WebNovels

Chapter 64 - Chapter 64 Fractures Beneath

Mira stopped walking.

The city noise carried on around her — engines passing, distant footsteps, a crosswalk signal chiming its indifferent rhythm — but she felt removed from it all, suspended in a strange stillness that did not belong to the world she was standing in.

The phone remained pressed to her ear long after the call had ended.

There was nothing on the line anymore. No voice. No breathing. No connection.

Only the hollow hum of absence.

Her arm slowly lowered, but her body did not move. It felt heavier than it had moments before, as if the act of holding herself together during that conversation had drained something essential from her.

The fall had hurt, yes. The impact had been sharp, shocking. But pretending? Pretending had cost more.

She had no idea how she was going to explain that she no longer had her things, how she would account for the absence of the bag she had left behind on the pavement, the notebooks and pens that had seemed so unimportant in the moment and now felt suddenly conspicuous by their absence.

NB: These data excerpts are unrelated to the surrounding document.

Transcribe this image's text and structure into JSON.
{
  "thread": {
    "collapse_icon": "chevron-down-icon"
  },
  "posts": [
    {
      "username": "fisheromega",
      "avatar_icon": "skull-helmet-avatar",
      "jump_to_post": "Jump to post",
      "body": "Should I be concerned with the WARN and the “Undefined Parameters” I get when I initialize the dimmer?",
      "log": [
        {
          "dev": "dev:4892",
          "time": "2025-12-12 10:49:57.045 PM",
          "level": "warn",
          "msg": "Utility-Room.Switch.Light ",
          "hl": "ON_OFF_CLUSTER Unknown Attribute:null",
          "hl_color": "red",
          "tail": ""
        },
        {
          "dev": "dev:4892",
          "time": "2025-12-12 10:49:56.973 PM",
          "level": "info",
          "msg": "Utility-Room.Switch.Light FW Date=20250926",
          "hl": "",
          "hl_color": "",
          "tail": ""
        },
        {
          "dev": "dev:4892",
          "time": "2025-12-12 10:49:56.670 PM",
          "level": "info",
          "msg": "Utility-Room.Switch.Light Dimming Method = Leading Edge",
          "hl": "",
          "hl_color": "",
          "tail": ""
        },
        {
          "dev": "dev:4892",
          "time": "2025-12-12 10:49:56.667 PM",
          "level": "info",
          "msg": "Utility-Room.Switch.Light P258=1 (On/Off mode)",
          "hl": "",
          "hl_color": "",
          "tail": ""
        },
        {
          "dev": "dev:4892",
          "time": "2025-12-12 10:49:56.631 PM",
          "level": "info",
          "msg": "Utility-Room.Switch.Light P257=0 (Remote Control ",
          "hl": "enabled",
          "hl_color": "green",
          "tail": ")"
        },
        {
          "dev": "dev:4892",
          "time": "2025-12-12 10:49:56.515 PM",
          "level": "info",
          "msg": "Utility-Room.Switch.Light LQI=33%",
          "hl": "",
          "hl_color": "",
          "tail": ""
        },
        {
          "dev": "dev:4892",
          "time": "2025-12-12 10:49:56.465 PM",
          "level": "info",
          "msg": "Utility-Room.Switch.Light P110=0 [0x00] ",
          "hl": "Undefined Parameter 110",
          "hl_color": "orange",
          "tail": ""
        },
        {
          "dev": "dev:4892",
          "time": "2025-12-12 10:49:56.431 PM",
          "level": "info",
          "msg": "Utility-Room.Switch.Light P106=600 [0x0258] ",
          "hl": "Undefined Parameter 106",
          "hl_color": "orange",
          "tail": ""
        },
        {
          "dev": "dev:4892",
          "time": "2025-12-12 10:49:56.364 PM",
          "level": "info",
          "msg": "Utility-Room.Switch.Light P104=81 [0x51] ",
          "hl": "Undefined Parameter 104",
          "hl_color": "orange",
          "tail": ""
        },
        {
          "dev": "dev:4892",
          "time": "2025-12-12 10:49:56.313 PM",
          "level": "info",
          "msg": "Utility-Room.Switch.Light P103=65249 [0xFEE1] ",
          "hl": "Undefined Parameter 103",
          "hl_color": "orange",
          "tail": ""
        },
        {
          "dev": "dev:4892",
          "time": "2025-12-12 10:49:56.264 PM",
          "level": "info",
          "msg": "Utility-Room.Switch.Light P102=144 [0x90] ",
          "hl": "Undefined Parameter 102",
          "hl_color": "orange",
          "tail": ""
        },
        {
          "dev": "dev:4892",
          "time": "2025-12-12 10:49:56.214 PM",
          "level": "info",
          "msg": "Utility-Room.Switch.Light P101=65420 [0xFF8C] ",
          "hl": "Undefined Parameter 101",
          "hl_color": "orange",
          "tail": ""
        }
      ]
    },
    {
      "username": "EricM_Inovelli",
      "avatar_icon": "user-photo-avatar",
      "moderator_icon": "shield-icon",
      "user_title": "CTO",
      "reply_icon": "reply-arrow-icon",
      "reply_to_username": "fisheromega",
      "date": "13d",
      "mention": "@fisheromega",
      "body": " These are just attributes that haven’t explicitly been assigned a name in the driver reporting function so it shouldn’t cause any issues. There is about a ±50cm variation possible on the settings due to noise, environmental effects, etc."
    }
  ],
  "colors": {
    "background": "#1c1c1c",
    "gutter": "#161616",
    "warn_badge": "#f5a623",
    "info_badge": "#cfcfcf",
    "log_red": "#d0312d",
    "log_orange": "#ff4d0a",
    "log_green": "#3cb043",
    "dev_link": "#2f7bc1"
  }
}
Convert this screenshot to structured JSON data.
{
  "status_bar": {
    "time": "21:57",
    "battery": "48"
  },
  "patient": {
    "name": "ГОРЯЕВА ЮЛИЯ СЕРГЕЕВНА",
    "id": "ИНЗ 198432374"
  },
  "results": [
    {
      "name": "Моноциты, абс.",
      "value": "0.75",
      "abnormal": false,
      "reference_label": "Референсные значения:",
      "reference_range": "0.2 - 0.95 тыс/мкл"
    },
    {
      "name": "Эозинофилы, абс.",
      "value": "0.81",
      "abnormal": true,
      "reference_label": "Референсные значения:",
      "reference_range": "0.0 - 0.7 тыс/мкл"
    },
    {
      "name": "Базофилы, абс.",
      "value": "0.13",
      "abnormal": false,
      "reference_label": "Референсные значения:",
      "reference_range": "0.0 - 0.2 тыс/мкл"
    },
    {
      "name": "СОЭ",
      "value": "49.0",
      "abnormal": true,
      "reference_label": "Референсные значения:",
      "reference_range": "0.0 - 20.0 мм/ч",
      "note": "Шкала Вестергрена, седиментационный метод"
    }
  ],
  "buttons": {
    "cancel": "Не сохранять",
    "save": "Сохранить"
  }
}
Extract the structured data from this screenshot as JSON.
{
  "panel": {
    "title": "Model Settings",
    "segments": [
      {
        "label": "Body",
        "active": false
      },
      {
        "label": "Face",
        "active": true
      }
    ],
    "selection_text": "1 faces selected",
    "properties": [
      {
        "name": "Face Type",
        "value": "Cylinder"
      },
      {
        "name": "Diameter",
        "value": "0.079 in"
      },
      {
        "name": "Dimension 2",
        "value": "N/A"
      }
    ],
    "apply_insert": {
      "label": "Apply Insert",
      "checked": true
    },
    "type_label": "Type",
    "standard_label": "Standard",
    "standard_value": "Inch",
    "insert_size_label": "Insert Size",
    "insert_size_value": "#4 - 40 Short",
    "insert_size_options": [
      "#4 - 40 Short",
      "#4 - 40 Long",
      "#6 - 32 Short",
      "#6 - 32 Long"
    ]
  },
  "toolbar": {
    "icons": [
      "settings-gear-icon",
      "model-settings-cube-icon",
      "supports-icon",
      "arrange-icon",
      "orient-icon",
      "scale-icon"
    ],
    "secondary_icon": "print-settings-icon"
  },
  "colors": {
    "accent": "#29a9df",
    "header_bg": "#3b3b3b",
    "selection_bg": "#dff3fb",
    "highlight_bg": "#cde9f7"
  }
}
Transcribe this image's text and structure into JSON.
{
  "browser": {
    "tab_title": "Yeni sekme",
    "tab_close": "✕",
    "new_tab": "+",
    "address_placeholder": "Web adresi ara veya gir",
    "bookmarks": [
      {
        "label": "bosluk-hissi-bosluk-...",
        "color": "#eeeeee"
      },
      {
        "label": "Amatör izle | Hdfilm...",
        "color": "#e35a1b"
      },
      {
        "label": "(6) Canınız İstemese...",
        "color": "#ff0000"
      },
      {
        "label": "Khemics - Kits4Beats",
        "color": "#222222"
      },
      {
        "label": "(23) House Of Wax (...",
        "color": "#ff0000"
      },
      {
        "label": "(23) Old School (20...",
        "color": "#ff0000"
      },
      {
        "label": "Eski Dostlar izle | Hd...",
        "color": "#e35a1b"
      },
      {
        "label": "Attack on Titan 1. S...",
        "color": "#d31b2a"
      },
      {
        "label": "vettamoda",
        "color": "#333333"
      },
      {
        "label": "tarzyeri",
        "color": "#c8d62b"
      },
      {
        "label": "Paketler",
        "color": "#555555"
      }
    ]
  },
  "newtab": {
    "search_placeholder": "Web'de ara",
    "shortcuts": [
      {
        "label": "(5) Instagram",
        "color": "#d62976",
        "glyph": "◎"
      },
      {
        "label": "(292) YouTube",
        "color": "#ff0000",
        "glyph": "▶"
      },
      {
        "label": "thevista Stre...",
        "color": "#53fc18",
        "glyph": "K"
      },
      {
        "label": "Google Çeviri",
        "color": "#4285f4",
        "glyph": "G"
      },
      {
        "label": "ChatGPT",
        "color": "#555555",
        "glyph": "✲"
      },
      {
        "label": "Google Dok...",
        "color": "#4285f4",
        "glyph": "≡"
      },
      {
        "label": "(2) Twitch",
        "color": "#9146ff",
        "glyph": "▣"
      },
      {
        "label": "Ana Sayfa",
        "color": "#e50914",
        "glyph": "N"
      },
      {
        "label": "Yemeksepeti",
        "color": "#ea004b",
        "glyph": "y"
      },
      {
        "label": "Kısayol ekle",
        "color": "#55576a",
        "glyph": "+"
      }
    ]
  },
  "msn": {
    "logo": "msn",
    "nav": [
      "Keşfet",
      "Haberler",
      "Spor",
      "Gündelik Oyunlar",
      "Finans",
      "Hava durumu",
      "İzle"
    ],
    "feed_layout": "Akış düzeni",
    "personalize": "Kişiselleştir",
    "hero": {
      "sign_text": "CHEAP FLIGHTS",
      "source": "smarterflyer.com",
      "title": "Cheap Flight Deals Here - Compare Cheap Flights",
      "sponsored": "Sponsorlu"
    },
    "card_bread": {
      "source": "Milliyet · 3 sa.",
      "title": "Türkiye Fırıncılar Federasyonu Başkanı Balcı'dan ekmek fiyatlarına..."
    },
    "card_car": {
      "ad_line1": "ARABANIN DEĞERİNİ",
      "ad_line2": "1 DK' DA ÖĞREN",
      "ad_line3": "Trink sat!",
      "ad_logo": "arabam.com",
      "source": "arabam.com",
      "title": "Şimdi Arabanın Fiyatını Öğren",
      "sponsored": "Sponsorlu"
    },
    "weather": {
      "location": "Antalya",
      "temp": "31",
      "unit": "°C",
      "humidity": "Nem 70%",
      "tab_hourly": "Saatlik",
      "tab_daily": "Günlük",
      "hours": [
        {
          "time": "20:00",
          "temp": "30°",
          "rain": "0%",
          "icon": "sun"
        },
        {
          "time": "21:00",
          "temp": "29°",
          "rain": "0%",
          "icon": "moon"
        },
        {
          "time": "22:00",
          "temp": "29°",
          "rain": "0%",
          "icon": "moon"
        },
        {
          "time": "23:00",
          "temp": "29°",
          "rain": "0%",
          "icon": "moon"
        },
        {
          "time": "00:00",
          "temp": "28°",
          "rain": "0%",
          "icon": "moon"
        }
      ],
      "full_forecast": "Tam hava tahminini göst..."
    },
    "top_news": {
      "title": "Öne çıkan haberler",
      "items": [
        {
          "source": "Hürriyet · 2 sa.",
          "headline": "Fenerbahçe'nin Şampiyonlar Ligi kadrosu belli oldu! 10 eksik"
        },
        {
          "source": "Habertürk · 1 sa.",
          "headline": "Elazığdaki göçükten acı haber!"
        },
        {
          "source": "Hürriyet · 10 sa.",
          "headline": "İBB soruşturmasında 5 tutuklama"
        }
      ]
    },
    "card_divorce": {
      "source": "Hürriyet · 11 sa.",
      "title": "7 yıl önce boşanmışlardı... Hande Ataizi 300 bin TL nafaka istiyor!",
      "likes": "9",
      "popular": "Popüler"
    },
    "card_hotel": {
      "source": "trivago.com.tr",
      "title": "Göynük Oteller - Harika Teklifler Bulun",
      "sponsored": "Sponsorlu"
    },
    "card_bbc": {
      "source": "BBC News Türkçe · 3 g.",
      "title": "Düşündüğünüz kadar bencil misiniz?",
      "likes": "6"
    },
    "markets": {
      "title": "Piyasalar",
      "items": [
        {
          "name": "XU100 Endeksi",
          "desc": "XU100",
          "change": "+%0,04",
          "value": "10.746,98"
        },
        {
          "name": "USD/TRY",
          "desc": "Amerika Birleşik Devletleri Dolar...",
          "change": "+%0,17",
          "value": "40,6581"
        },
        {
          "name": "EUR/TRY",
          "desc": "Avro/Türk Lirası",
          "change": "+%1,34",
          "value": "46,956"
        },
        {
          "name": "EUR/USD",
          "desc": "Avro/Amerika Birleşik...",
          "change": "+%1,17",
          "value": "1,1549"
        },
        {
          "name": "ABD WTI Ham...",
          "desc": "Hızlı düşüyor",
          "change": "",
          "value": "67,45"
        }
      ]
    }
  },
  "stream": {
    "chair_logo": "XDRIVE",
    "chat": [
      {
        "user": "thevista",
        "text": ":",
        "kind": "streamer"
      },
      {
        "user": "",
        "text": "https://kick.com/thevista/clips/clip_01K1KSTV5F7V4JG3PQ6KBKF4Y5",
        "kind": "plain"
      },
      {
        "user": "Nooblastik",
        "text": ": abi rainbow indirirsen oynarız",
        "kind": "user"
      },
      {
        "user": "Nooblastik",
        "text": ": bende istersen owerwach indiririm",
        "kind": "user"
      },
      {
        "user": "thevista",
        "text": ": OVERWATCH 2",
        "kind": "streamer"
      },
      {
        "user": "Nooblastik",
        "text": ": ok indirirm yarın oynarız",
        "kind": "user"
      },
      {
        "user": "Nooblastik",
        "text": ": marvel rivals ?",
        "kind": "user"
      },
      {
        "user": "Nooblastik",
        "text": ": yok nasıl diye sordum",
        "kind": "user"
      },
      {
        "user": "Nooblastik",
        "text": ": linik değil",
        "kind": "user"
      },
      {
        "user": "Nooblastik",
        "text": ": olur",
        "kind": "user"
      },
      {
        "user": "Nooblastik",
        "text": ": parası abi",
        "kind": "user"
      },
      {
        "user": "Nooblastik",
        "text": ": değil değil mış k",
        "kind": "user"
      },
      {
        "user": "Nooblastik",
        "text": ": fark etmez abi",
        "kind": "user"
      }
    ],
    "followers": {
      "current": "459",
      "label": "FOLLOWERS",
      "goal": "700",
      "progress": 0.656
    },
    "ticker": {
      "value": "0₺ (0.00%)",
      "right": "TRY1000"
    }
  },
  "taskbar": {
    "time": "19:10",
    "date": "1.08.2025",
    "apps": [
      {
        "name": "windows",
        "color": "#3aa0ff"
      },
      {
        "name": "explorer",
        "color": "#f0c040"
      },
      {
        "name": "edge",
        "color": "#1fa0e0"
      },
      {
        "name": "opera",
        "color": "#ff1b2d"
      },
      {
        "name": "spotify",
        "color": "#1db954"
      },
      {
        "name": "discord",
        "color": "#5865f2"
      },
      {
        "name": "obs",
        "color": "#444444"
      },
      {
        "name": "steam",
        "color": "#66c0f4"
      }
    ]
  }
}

Her attention shifted downward.

The skin on her knees was already warming, the first signs of irritation rising where she'd made contact with the ground. Thin scratches traced uneven paths across her skin, faint but insistent, stinging more sharply as the adrenaline receded.

She bent slightly, testing the movement, and winced before she could stop herself.

"Careless," she murmured under her breath, the word barely audible, carried away by the passing air.

She straightened again, her jaw tightening as a deeper ache announced itself, spreading slowly beneath the surface.

She knew how this would progress.

By morning, the area would be mottled with bruises in shades of blue and purple, tender to the touch, impossible to ignore if she wasn't careful. The pain climbed higher, settling into her thighs and hips, a dull reminder that her body had absorbed the impact whether she acknowledged it or not.

Her arm, at least, was hidden.

The jacket draped over it shielded the worst of the damage from view, though it did nothing to dull the sensation underneath. A heavy soreness had begun to take hold there, deeper and more persistent than the sharp sting at her knees.

She rolled her shoulder slightly, then stilled when the movement sent a quiet pulse of discomfort down her forearm. Carefully, she flexed her fingers, one by one, testing herself. The motion drew a faint hiss of breath through her teeth.

"M—Miss?"

Mira stiffened.

A man stood a few feet away, mid-thirties perhaps, holding a paper coffee cup in one hand. He had slowed when he noticed her stillness, concern faint but visible in the crease between his brows.

"Are you okay?" he asked.

She straightened immediately, smoothing her expression before turning toward him. Her posture shifted into something composed, something steady.

"Yes," she said evenly. "I'm fine."

He glanced at her knees.

"You look like you took a fall."

A small pause.

Mira followed his gaze downward as though noticing the abrasions for the first time.

"Oh." A soft, dismissive breath. "I wasn't paying attention."

He hesitated. "Do you need help? There's a pharmacy just down the block."

"No." She offered a polite, measured smile. Not too wide. Not too grateful. "Thank you. It's nothing."

Her tone left no room for argument.

The man studied her a moment longer, uncertainty flickering across his face. Then he nodded slowly.

"Alright. Just… be careful."

"I will."

He walked away, the sound of his footsteps fading back into the rhythm of the street.

Mira remained still until he turned the corner.

Only then did her shoulders lower slightly.

The interaction had lasted less than thirty seconds, yet it left her pulse elevated. The ease with which concern found her unsettled something deeper. Strangers noticed. Strangers saw enough to ask questions.

What would Cassian see?

The thought tightened something in her chest.

A gust of wind passed, tugging at her hair, carrying with it the smell of exhaust and something faintly sweet from a nearby café.

She became acutely aware of her surroundings again—the storefront windows reflecting her shape back at her, the muted rhythm of traffic, the way people glanced at her without really seeing her before moving on.

At least he wasn't coming home yet.

The thought offered a brief, fragile sense of relief, the idea that she would have time—time to clean herself up, time to think, time to make everything look as it should. She told herself she could hide it, that she could find a way to smooth over the evidence, to make the injuries disappear before anyone asked the wrong question or looked too closely.

But even as the thought formed, she dismissed it.

Hiding it wouldn't be enough, not with someone like Cassian, not with the way he noticed everything that mattered.

Sooner or later, the truth would surface in the small, unavoidable ways bodies revealed themselves, and she couldn't afford for that moment to happen unprepared.

She needed something better than concealment. She needed a way to heal without anyone realizing there had ever been anything to hide at all.

And for the first time since she had walked away from the street, since she had put one foot in front of the other and forced herself to keep moving, Mira felt something dangerously close to panic tightening in her chest, sharp and unwelcome, whispering that this time, control might not be enough.

Mira closed her eyes briefly, steadying herself as the city continued to move around her, unaware.

Then she opened them and took a step forward.